The Wheel Of Emotion
Jeff McHugh
In the planning phase of a daily show, we encourage hosts to discuss any personal dilemmas that they may be facing and to share stories from real life that can become content on the air.
The best shows go one level deeper than that and discuss the emotion involved in those stories. Yes, we are talking about our feelings!
Good stories are always well-received, and including what was going through a person’s head or heart as the tale unfolds can make the story funnier, more dramatic and stickier.
Here’s an example:
Howie Drummond of “Howie, Monica and Jake” on KUPL in Portland once crashed the stage at the Grammy Awards.

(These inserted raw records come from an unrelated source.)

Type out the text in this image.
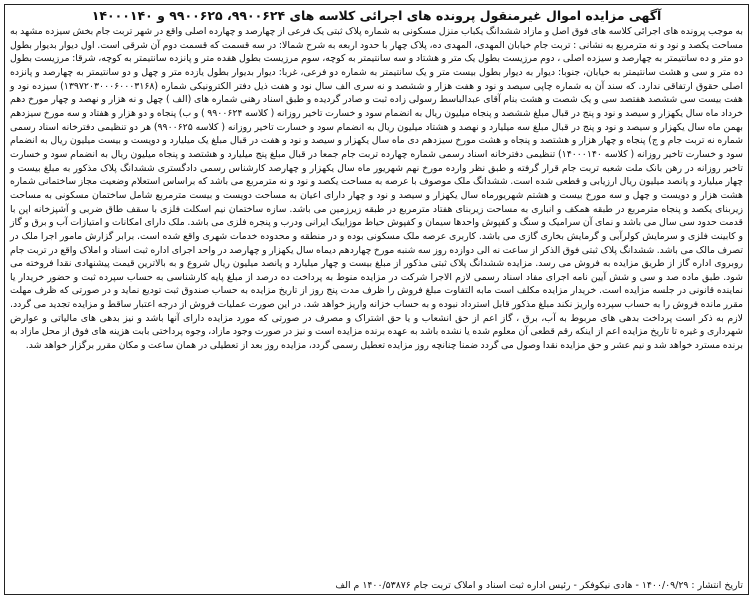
آگهی مزایده اموال غیرمنقول پرونده های اجرائی کلاسه های ۹۹۰۰۶۲۴، ۹۹۰۰۶۲۵ و ۱۴۰۰۰۱۴۰
به موجب پرونده های اجرائی کلاسه های فوق اصل و مازاد ششدانگ یکباب منزل مسکونی به شماره پلاک ثبتی یک فرعی از چهارصد و چهارده اصلی واقع در شهر تربت جام بخش سیزده مشهد به مساحت یکصد و نود و نه مترمربع به نشانی : تربت جام خیابان المهدی، المهدی ده، پلاک چهار با حدود اربعه به شرح شمالا: در سه قسمت که قسمت دوم آن شرقی است. اول دیوار بدیوار بطول دو متر و ده سانتیمتر به چهارصد و سیزده اصلی ، دوم مرزیست بطول یک متر و هشتاد و سه سانتیمتر به کوچه، سوم مرزیست بطول هفده متر و پانزده سانتیمتر به کوچه، شرقا: مرزیست بطول ده متر و سی و هشت سانتیمتر به خیابان، جنوبا: دیوار به دیوار بطول بیست متر و یک سانتیمتر به شماره دو فرعی، غربا: دیوار بدیوار بطول یازده متر و چهل و دو سانتیمتر به چهارصد و پانزده اصلی حقوق ارتفاقی ندارد. که سند آن به شماره چاپی سیصد و نود و هفت هزار و ششصد و نه سری الف سال نود و هفت ذیل دفتر الکترونیکی شماره (۱۳۹۷۲۰۳۰۰۰۶۰۰۰۳۱۶۸) سیزده نود و هفت بیست سی ششصد هفتصد سی و یک شصت و هشت بنام آقای عبدالباسط رسولی زاده ثبت و صادر گردیده و طبق اسناد رهنی شماره های (الف ) چهل و نه هزار و نهصد و چهار مورخ دهم خرداد ماه سال یکهزار و سیصد و نود و پنج در قبال مبلغ ششصد و پنجاه میلیون ریال به انضمام سود و خسارت تاخیر روزانه ( کلاسه ۹۹۰۰۶۲۴ ) و ب) پنجاه و دو هزار و هفتاد و سه مورخ سیزدهم بهمن ماه سال یکهزار و سیصد و نود و پنج در قبال مبلغ سه میلیارد و نهصد و هشتاد میلیون ریال به انضمام سود و خسارت تاخیر روزانه ( کلاسه ۹۹۰۰۶۲۵) هر دو تنظیمی دفترخانه اسناد رسمی شماره نه تربت جام و ج) پنجاه و چهار هزار و هشتصد و پنجاه و هشت مورخ سیزدهم دی ماه سال یکهزار و سیصد و نود و هفت در قبال مبلغ یک میلیارد و دویست و بیست میلیون ریال به انضمام سود و خسارت تاخیر روزانه ( کلاسه ۱۴۰۰۰۱۴۰) تنظیمی دفترخانه اسناد رسمی شماره چهارده تربت جام جمعا در قبال مبلغ پنج میلیارد و هشتصد و پنجاه میلیون ریال به انضمام سود و خسارت تاخیر روزانه در رهن بانک ملت شعبه تربت جام قرار گرفته و طبق نظر وارده مورخ نهم شهریور ماه سال یکهزار و چهارصد کارشناس رسمی دادگستری ششدانگ پلاک مذکور به مبلغ بیست و چهار میلیارد و پانصد میلیون ریال ارزیابی و قطعی شده است. ششدانگ ملک موصوف با عرصه به مساحت یکصد و نود و نه مترمربع می باشد که براساس استعلام وضعیت مجاز ساختمانی شماره هشت هزار و دویست و چهل و سه مورخ بیست و هشتم شهریورماه سال یکهزار و سیصد و نود و چهار دارای اعیان به مساحت دویست و بیست مترمربع شامل ساختمان مسکونی به مساحت زیربنای یکصد و پنجاه مترمربع در طبقه همکف و انباری به مساحت زیربنای هفتاد مترمربع در طبقه زیرزمین می باشد. سازه ساختمان نیم اسکلت فلزی با سقف طاق ضربی و آشپزخانه اپن با قدمت حدود سی سال می باشد و نمای آن سرامیک و سنگ و کفپوش واحدها سیمان و کفپوش حیاط موزاییک ایرانی ودرب و پنجره فلزی می باشد. ملک دارای امکانات و امتیازات آب و برق و گاز و کابینت فلزی و سرمایش کولرآبی و گرمایش بخاری گازی می باشد. کاربری عرصه ملک مسکونی بوده و در منطقه و محدوده خدمات شهری واقع شده است. برابر گزارش مامور اجرا ملک در تصرف مالک می باشد. ششدانگ پلاک ثبتی فوق الذکر از ساعت نه الی دوازده روز سه شنبه مورخ چهاردهم دیماه سال یکهزار و چهارصد در واحد اجرای اداره ثبت اسناد و املاک واقع در تربت جام روبروی اداره گاز از طریق مزایده به فروش می رسد. مزایده ششدانگ پلاک ثبتی مذکور از مبلغ بیست و چهار میلیارد و پانصد میلیون ریال شروع و به بالاترین قیمت پیشنهادی نقدا فروخته می شود. طبق ماده صد و سی و شش آیین نامه اجرای مفاد اسناد رسمی لازم الاجرا شرکت در مزایده منوط به پرداخت ده درصد از مبلغ پایه کارشناسی به حساب سپرده ثبت و حضور خریدار یا نماینده قانونی در جلسه مزایده است. خریدار مزایده مکلف است مابه التفاوت مبلغ فروش را ظرف مدت پنج روز از تاریخ مزایده به حساب صندوق ثبت تودیع نماید و در صورتی که ظرف مهلت مقرر مانده فروش را به حساب سپرده واریز نکند مبلغ مذکور قابل استرداد نبوده و به حساب خزانه واریز خواهد شد. در این صورت عملیات فروش از درجه اعتبار ساقط و مزایده تجدید می گردد. لازم به ذکر است پرداخت بدهی های مربوط به آب، برق ، گاز اعم از حق انشعاب و یا حق اشتراک و مصرف در صورتی که مورد مزایده دارای آنها باشد و نیز بدهی های مالیاتی و عوارض شهرداری و غیره تا تاریخ مزایده اعم از اینکه رقم قطعی آن معلوم شده یا نشده باشد به عهده برنده مزایده است و نیز در صورت وجود مازاد، وجوه پرداختی بابت هزینه های فوق از محل مازاد به برنده مسترد خواهد شد و نیم عشر و حق مزایده نقدا وصول می گردد ضمنا چنانچه روز مزایده تعطیل رسمی گردد، مزایده روز بعد از تعطیلی در همان ساعت و مکان مقرر برگزار خواهد شد.
تاریخ انتشار : ۱۴۰۰/۰۹/۲۹ - هادی نیکوفکر - رئیس اداره ثبت اسناد و املاک تربت جام ۱۴۰۰/۵۳۸۷۶ م الف
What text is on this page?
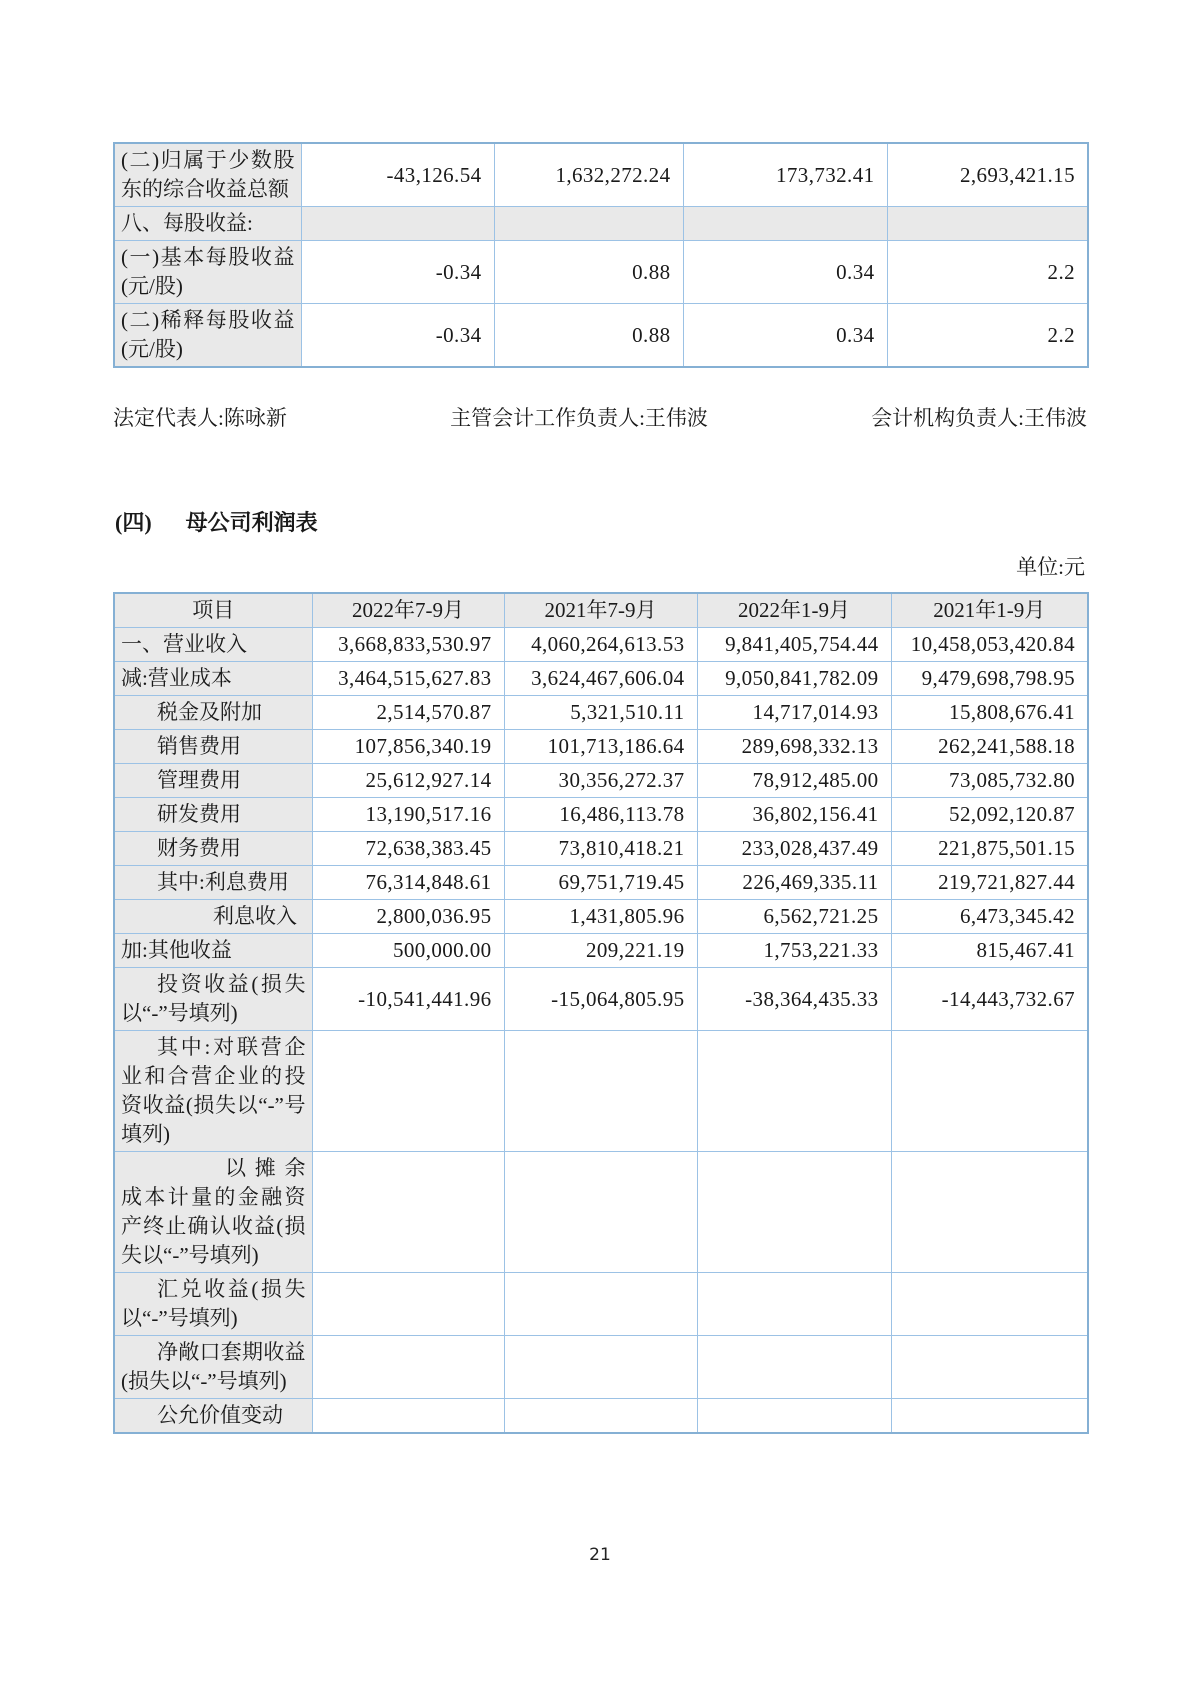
(二)归属于少数股东的综合收益总额	-43,126.54	1,632,272.24	173,732.41	2,693,421.15
八、每股收益:				
(一)基本每股收益(元/股)	-0.34	0.88	0.34	2.2
(二)稀释每股收益(元/股)	-0.34	0.88	0.34	2.2
法定代表人:陈咏新	主管会计工作负责人:王伟波	会计机构负责人:王伟波
(四) 母公司利润表
单位:元
项目	2022年7-9月	2021年7-9月	2022年1-9月	2021年1-9月
一、营业收入	3,668,833,530.97	4,060,264,613.53	9,841,405,754.44	10,458,053,420.84
减:营业成本	3,464,515,627.83	3,624,467,606.04	9,050,841,782.09	9,479,698,798.95
税金及附加	2,514,570.87	5,321,510.11	14,717,014.93	15,808,676.41
销售费用	107,856,340.19	101,713,186.64	289,698,332.13	262,241,588.18
管理费用	25,612,927.14	30,356,272.37	78,912,485.00	73,085,732.80
研发费用	13,190,517.16	16,486,113.78	36,802,156.41	52,092,120.87
财务费用	72,638,383.45	73,810,418.21	233,028,437.49	221,875,501.15
其中:利息费用	76,314,848.61	69,751,719.45	226,469,335.11	219,721,827.44
利息收入	2,800,036.95	1,431,805.96	6,562,721.25	6,473,345.42
加:其他收益	500,000.00	209,221.19	1,753,221.33	815,467.41
投资收益(损失以“-”号填列)	-10,541,441.96	-15,064,805.95	-38,364,435.33	-14,443,732.67
其中:对联营企业和合营企业的投资收益(损失以“-”号填列)				
以摊余成本计量的金融资产终止确认收益(损失以“-”号填列)				
汇兑收益(损失以“-”号填列)				
净敞口套期收益(损失以“-”号填列)				
公允价值变动				
21
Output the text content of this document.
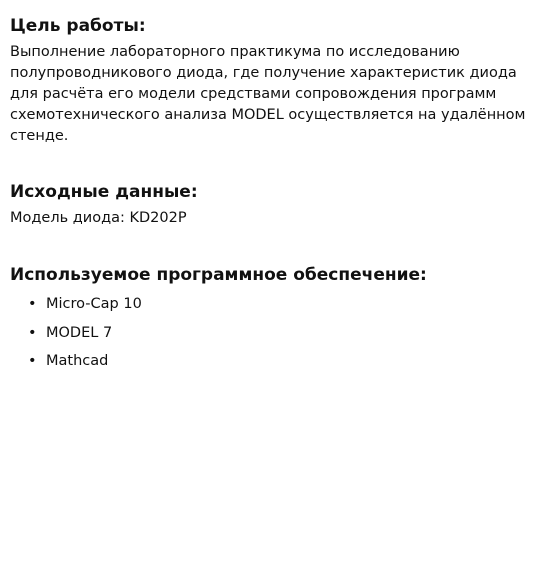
Цель работы:

Выполнение лабораторного практикума по исследованию полупроводникового диода, где получение характеристик диода для расчёта его модели средствами сопровождения программ схемотехнического анализа MODEL осуществляется на удалённом стенде.

Исходные данные:

Модель диода: KD202P

Используемое программное обеспечение:
• Micro-Cap 10
• MODEL 7
• Mathcad
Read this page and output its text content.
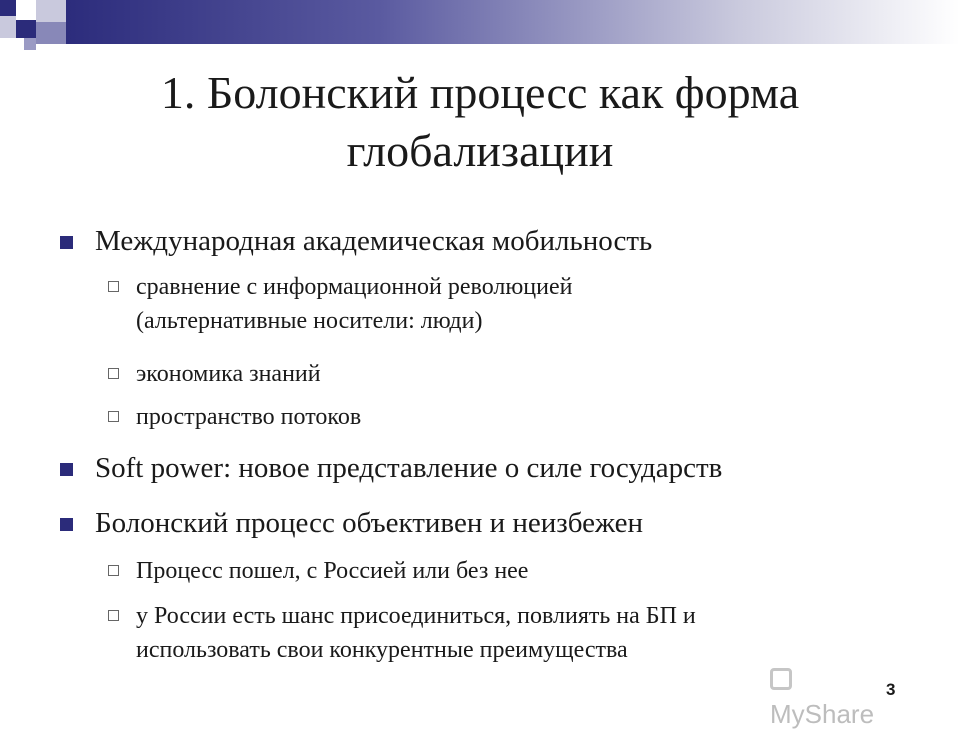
1. Болонский процесс как форма
глобализации
Международная академическая мобильность
сравнение с информационной революцией
(альтернативные носители: люди)
экономика знаний
пространство потоков
Soft power: новое представление о силе государств
Болонский процесс объективен и неизбежен
Процесс пошел, с Россией или без нее
у России есть шанс присоединиться, повлиять на БП и
использовать свои конкурентные преимущества
MyShare
3
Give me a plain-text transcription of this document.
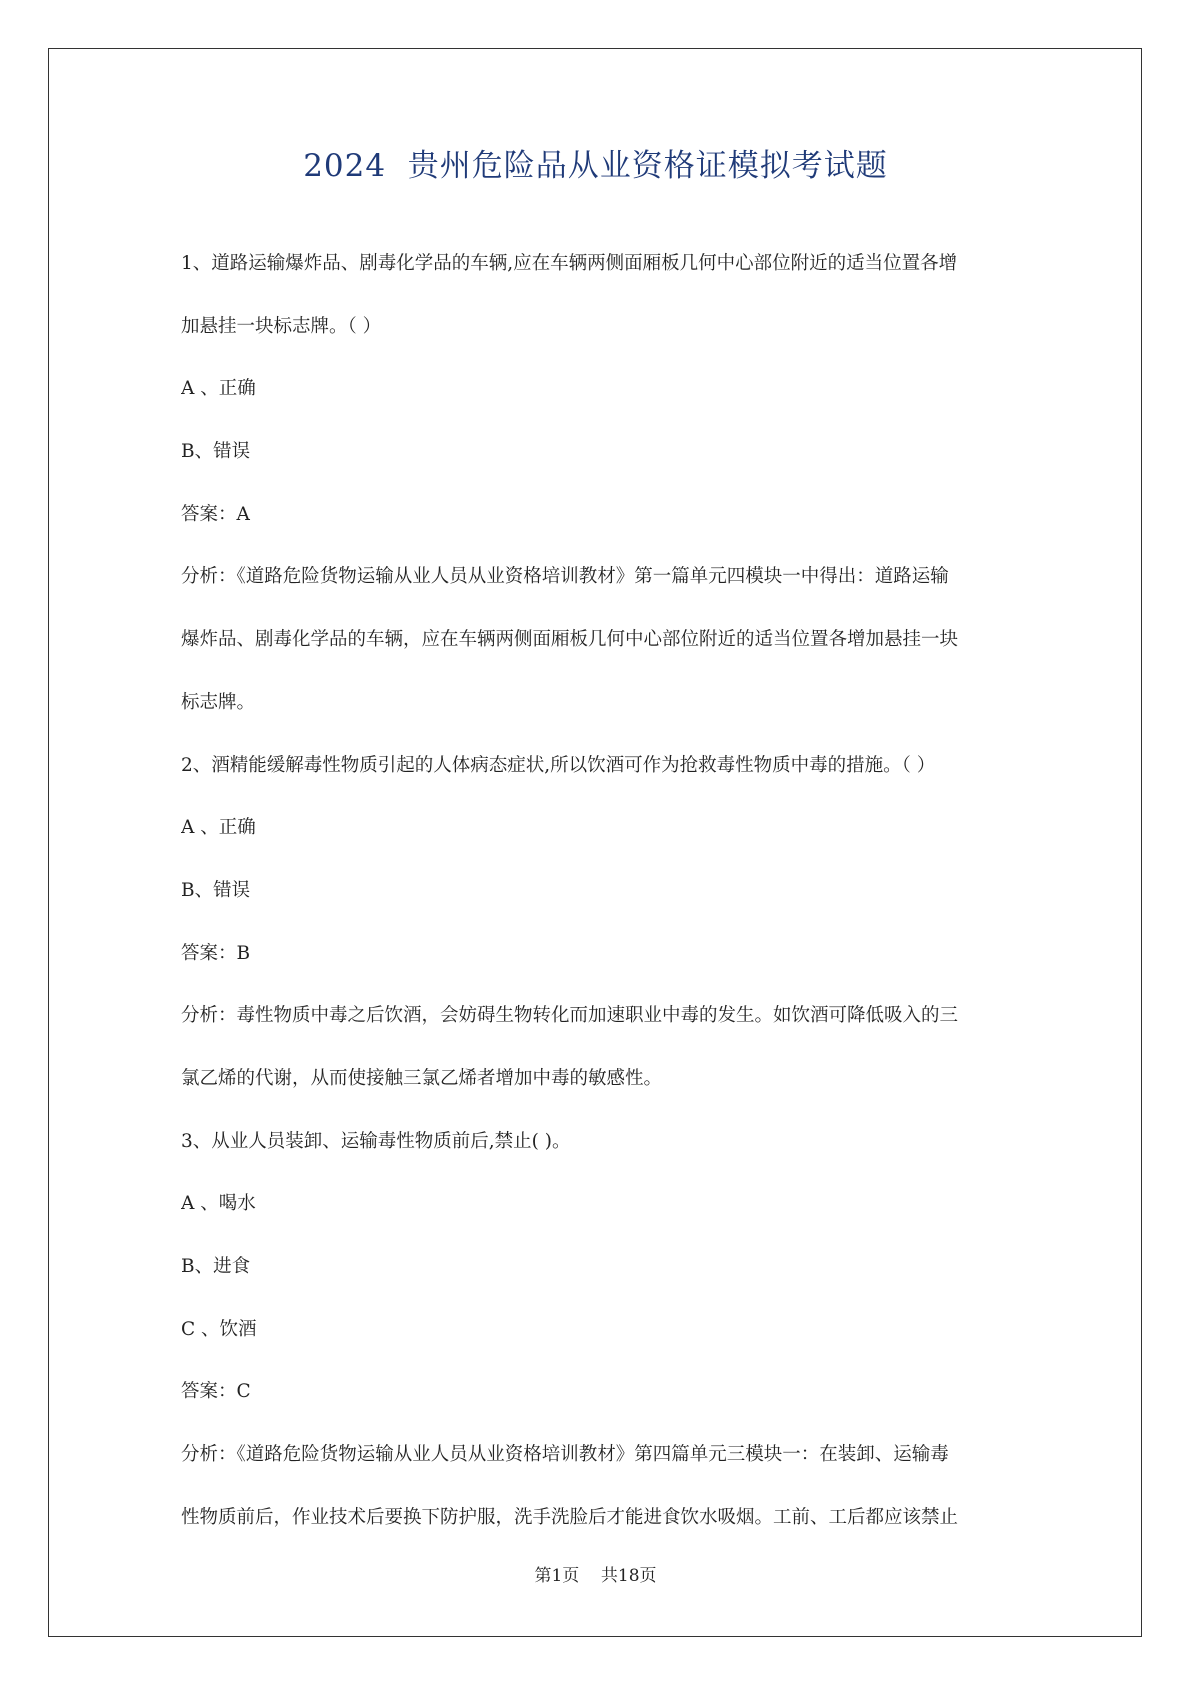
2024  贵州危险品从业资格证模拟考试题

1、道路运输爆炸品、剧毒化学品的车辆,应在车辆两侧面厢板几何中心部位附近的适当位置各增

加悬挂一块标志牌。（ ）

A 、正确

B、错误

答案：A

分析：《道路危险货物运输从业人员从业资格培训教材》第一篇单元四模块一中得出：道路运输

爆炸品、剧毒化学品的车辆，应在车辆两侧面厢板几何中心部位附近的适当位置各增加悬挂一块

标志牌。

2、酒精能缓解毒性物质引起的人体病态症状,所以饮酒可作为抢救毒性物质中毒的措施。（ ）

A 、正确

B、错误

答案：B

分析：毒性物质中毒之后饮酒，会妨碍生物转化而加速职业中毒的发生。如饮酒可降低吸入的三

氯乙烯的代谢，从而使接触三氯乙烯者增加中毒的敏感性。

3、从业人员装卸、运输毒性物质前后,禁止( )。

A 、喝水

B、进食

C 、饮酒

答案：C

分析：《道路危险货物运输从业人员从业资格培训教材》第四篇单元三模块一：在装卸、运输毒

性物质前后，作业技术后要换下防护服，洗手洗脸后才能进食饮水吸烟。工前、工后都应该禁止

第1页    共18页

This was when Jon Stewart was hosting in 2000 and Howie was on Magic FM in Colorado Springs. A couple of days before the awards, Howie declared on-air that he was going to the awards and that he would crash the stage.
That Sunday, the show resumed after a commercial break. Howie marched authoritatively from the back of the room, crossed some barriers, got on stage and walked right into the camera frame with Jon Stewart.
I asked Howie if he was nervous and he said no, but that he was embarrassed. “I got to the microphone and realized that I had not considered what I was going to say.”
Howie told Jon “congratulations from Howie at Magic FM” and was simultaneously arrested and an instant hero in his hometown. Don’t you agree that the funniest part of the story is what Howie was thinking and feeling?
As an aid to your own storytelling preparation, here is a graphic of Plutchik’s Wheel, developed by psychologist Robert Plutchik as an aid in understanding how emotions evolve from low levels (annoyance) to high level (rage.)
Try keeping this “wheel of emotions” in your line of site as you prepare content for your show and see if it helps your story when you tell it on the air.